27.73°N, 18.03°W; summit elev. 1500 m
All times are local (unless otherwise noted)
Instituto Geográfico Nacional (IGN) reported that during 18-24 January the submarine eruption continued S of El Hierro Island. Mean tremor amplitude has oscillated considerably since 19 January, including abrupt changes from rather high values to periods of almost no tremor which lasted a few hours. Emissions of large steaming lava fragments were observed every day of this report period.
Thirty-two seismic events were registered during this period, most of them located in the central part of the island, extending offshore to the S, at depths between 8 and 19 km with a maximum magnitude of 2.2. Analyses of GPS deformation showed stability both in vertical and horizontal components.
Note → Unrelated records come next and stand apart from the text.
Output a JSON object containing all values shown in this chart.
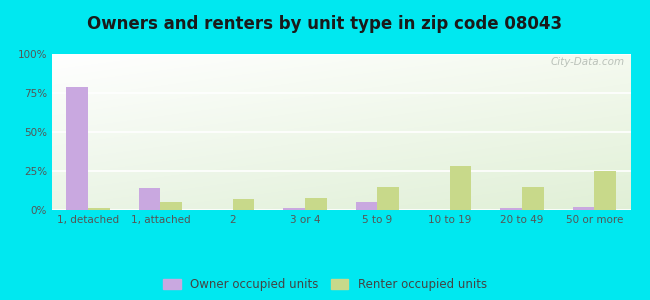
{
  "title": "Owners and renters by unit type in zip code 08043",
  "categories": [
    "1, detached",
    "1, attached",
    "2",
    "3 or 4",
    "5 to 9",
    "10 to 19",
    "20 to 49",
    "50 or more"
  ],
  "owner_values": [
    79,
    14,
    0,
    1,
    5,
    0,
    1,
    2
  ],
  "renter_values": [
    1,
    5,
    7,
    8,
    15,
    28,
    15,
    25
  ],
  "owner_color": "#c9a8e0",
  "renter_color": "#c8d98a",
  "bg_color": "#00e8f0",
  "title_fontsize": 12,
  "tick_fontsize": 7.5,
  "legend_fontsize": 8.5,
  "ylim": [
    0,
    100
  ],
  "yticks": [
    0,
    25,
    50,
    75,
    100
  ],
  "ytick_labels": [
    "0%",
    "25%",
    "50%",
    "75%",
    "100%"
  ],
  "legend_owner": "Owner occupied units",
  "legend_renter": "Renter occupied units",
  "watermark": "City-Data.com",
  "bar_width": 0.3
}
Geologic Background. The triangular island of Hierro is the SW-most and least studied of the Canary Islands. The massive shield volcano is truncated by a large NW-facing escarpment formed as a result of gravitational collapse of El Golfo volcano about 130,000 years ago. The steep-sided scarp towers above a low lava platform bordering 12-km-wide El Golfo Bay, and three other large submarine landslide deposits occur to the SW and SE. Three prominent rifts oriented NW, NE, and south at 120 degree angles form prominent topographic ridges. The subaerial portion of the volcano consists of flat-lying Quaternary basaltic and trachybasaltic lava flows and tuffs capped by numerous young cinder cones and lava flows. Holocene cones and flows are found both on the outer flanks and in the El Golfo depression. Hierro contains the greatest concentration of young vents in the Canary Islands. Uncertainty surrounds the report of an historical eruption in 1793.